Here, Greenberg is noting that in most states, in order to assert a right against asset forfeiture, a citizen would have to hire an attorney to fight it out in civil courts, which run separately from the original criminal prosecution, if such a prosecution even occurred. In many cases, property is seized without even a prosecution, let alone a conviction.
Those are deprivations of liberty and property without due process of law, a clear violation of the Fifth and Fourteenth Amendments to the U.S. Constitution.
Instead, Greenberg proposes that asset forfeiture be exclusively a part of the criminal justice process. It still requires a conviction, but keeping the process in the criminal system is an important distinction.
Other keys to these laws are higher thresholds in order for asset forfeiture to come into play and requiring a nexus of the property to law being broken as ill-gotten gains. In New Mexico, property is required to be at least $50,000 in value; in Nebraska, it’s $25,000; and in Maine it’s $100,000. Greenberg dispels the myth that most civil asset forfeiture are in such high amounts. Those, he writes, are the exception, not the rule: “A typical cash seizure and forfeiture often ranges from several hundred dollars to a little over $1,000.”
And that’s generally the problem. Usually, the cost of fighting the seizure costs more than the asset is even worth and so the theft goes uncontested.

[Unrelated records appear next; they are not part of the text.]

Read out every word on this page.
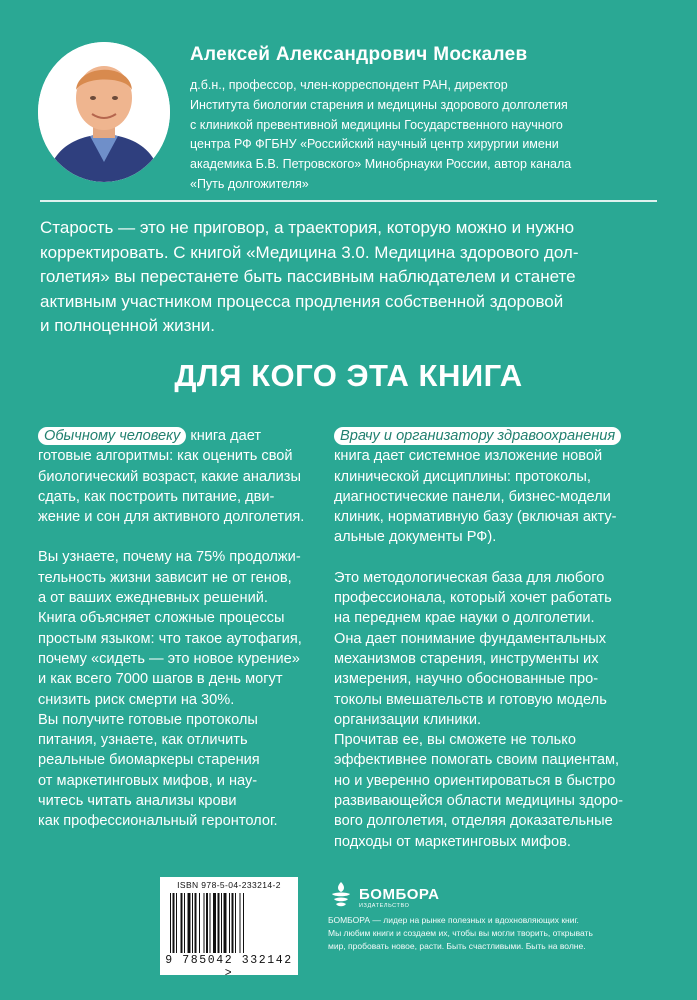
Алексей Александрович Москалев
д.б.н., профессор, член-корреспондент РАН, директор
Института биологии старения и медицины здорового долголетия
с клиникой превентивной медицины Государственного научного
центра РФ ФГБНУ «Российский научный центр хирургии имени
академика Б.В. Петровского» Минобрнауки России, автор канала
«Путь долгожителя»
Старость — это не приговор, а траектория, которую можно и нужно
корректировать. С книгой «Медицина 3.0. Медицина здорового дол-
голетия» вы перестанете быть пассивным наблюдателем и станете
активным участником процесса продления собственной здоровой
и полноценной жизни.
ДЛЯ КОГО ЭТА КНИГА

Обычному человеку книга дает

готовые алгоритмы: как оценить свой

биологический возраст, какие анализы

сдать, как построить питание, дви-

жение и сон для активного долголетия.

Вы узнаете, почему на 75% продолжи-

тельность жизни зависит не от генов,

а от ваших ежедневных решений.

Книга объясняет сложные процессы

простым языком: что такое аутофагия,

почему «сидеть — это новое курение»

и как всего 7000 шагов в день могут

снизить риск смерти на 30%.

Вы получите готовые протоколы

питания, узнаете, как отличить

реальные биомаркеры старения

от маркетинговых мифов, и нау-

читесь читать анализы крови

как профессиональный геронтолог.

Врачу и организатору здравоохранения

книга дает системное изложение новой

клинической дисциплины: протоколы,

диагностические панели, бизнес-модели

клиник, нормативную базу (включая акту-

альные документы РФ).

Это методологическая база для любого

профессионала, который хочет работать

на переднем крае науки о долголетии.

Она дает понимание фундаментальных

механизмов старения, инструменты их

измерения, научно обоснованные про-

токолы вмешательств и готовую модель

организации клиники.

Прочитав ее, вы сможете не только

эффективнее помогать своим пациентам,

но и уверенно ориентироваться в быстро

развивающейся области медицины здоро-

вого долголетия, отделяя доказательные

подходы от маркетинговых мифов.

ISBN 978-5-04-233214-2
9 785042 332142 >
БОМБОРА
ИЗДАТЕЛЬСТВО
БОМБОРА — лидер на рынке полезных и вдохновляющих книг.
Мы любим книги и создаем их, чтобы вы могли творить, открывать
мир, пробовать новое, расти. Быть счастливыми. Быть на волне.
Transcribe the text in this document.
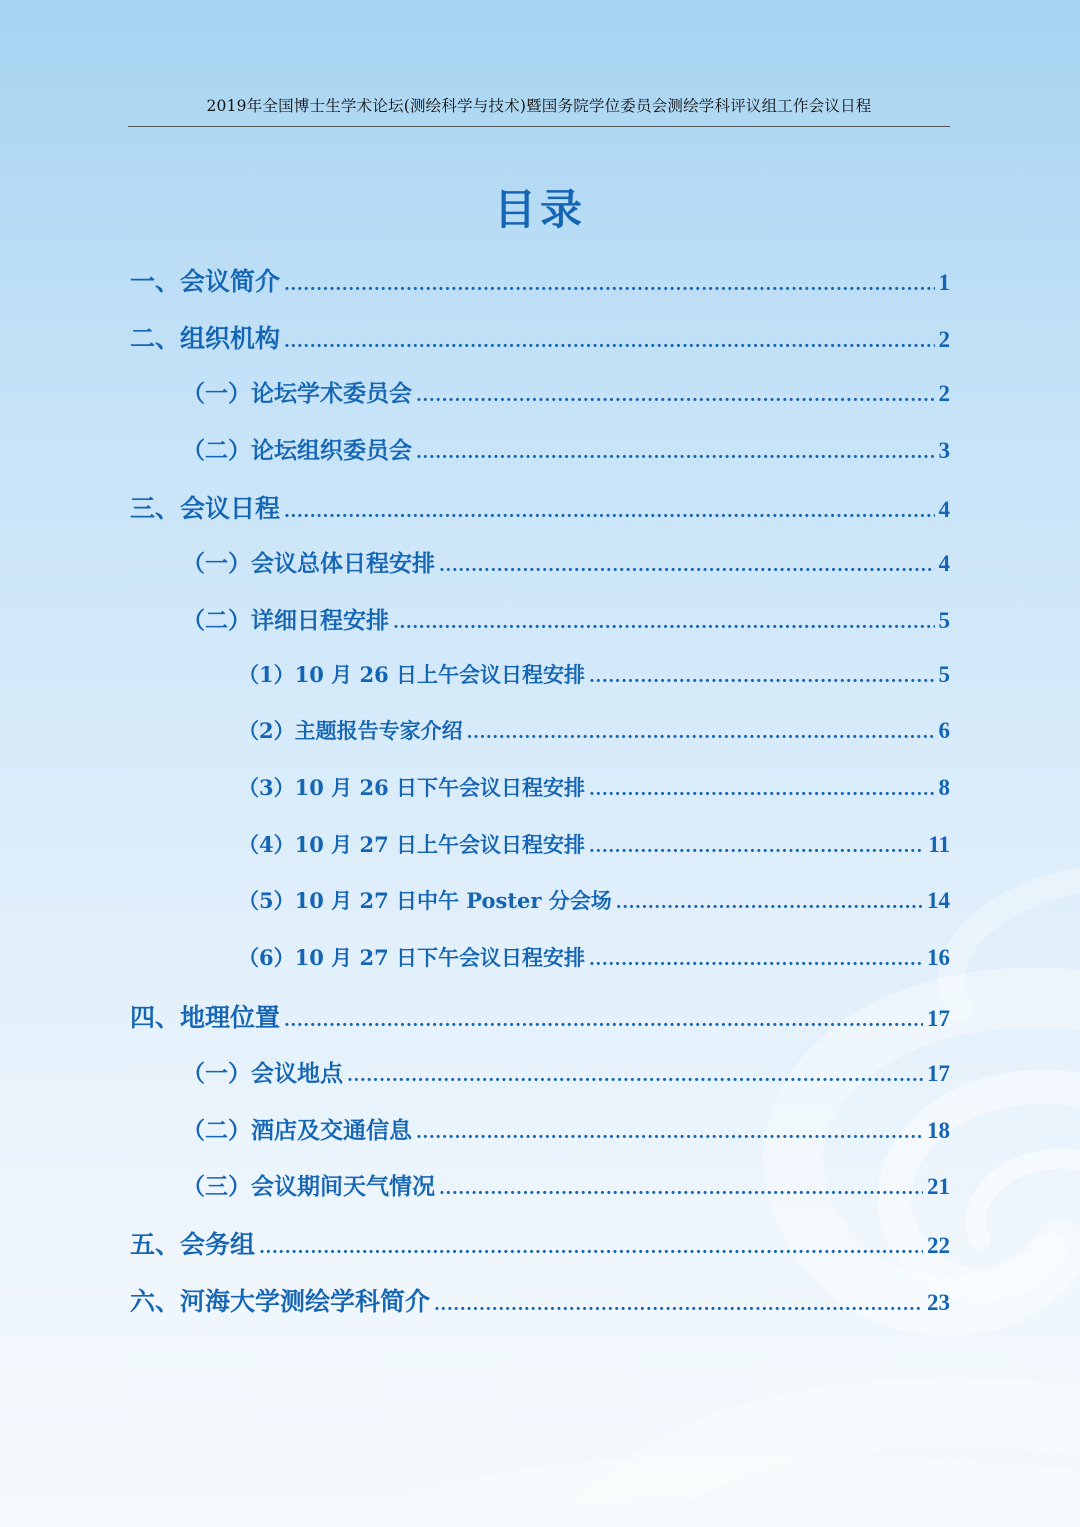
2019年全国博士生学术论坛(测绘科学与技术)暨国务院学位委员会测绘学科评议组工作会议日程
目录
一、会议简介 .....	1
二、组织机构 .....	2
（一）论坛学术委员会 .....	2
（二）论坛组织委员会 .....	3
三、会议日程 .....	4
（一）会议总体日程安排 .....	4
（二）详细日程安排 .....	5
（1）10 月 26 日上午会议日程安排 .....	5
（2）主题报告专家介绍 .....	6
（3）10 月 26 日下午会议日程安排 .....	8
（4）10 月 27 日上午会议日程安排 .....	11
（5）10 月 27 日中午 Poster 分会场 .....	14
（6）10 月 27 日下午会议日程安排 .....	16
四、地理位置 .....	17
（一）会议地点 .....	17
（二）酒店及交通信息 .....	18
（三）会议期间天气情况 .....	21
五、会务组 .....	22
六、河海大学测绘学科简介 .....	23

In addition, laws should block “equitable sharing” with federal law enforcement. This is the practice where local officials seize property, give it to the feds under the program, and then receive a substantial amount in return — all to avert state laws designed to rein in civil asset forfeiture.
New Mexico’s law explicitly prevents “equitable sharing” in its law, stating, “The law enforcement agency shall not transfer property to the federal government if the transfer would circumvent the protections of the Forfeiture Act that would otherwise be available to a putative interest holder in the property.”
Nebraska allows for property to be transferred to the federal government, but only ill-gotten gains: “The person from whom the money or property was seized is the subject of a federal prosecution or the facts and circumstances surrounding the money or property seized are the subject of a federal prosecution.”
Greenberg outlined two additional reforms that states should consider as well: 1) “require that forfeited assets go to a state’s general fund, rather than to supplement the budgets of police agencies and prosecutors’ offices… reduc[ing] system incentives… that appear to encourage some degree of personal and political corruption among public employees.” And 2) “require greater transparency in seizure and forfeiture processes.”
This theft of property by the government of private citizens needs to come to an end. Here, states like Maine, New Mexico, Nebraska and North Carolina are providing a strong basis for ending civil asset forfeiture the right way and restoring due process under the Constitution. It’s about time.
Robert Romano is the Vice President of Public Policy at Americans for Limited Government.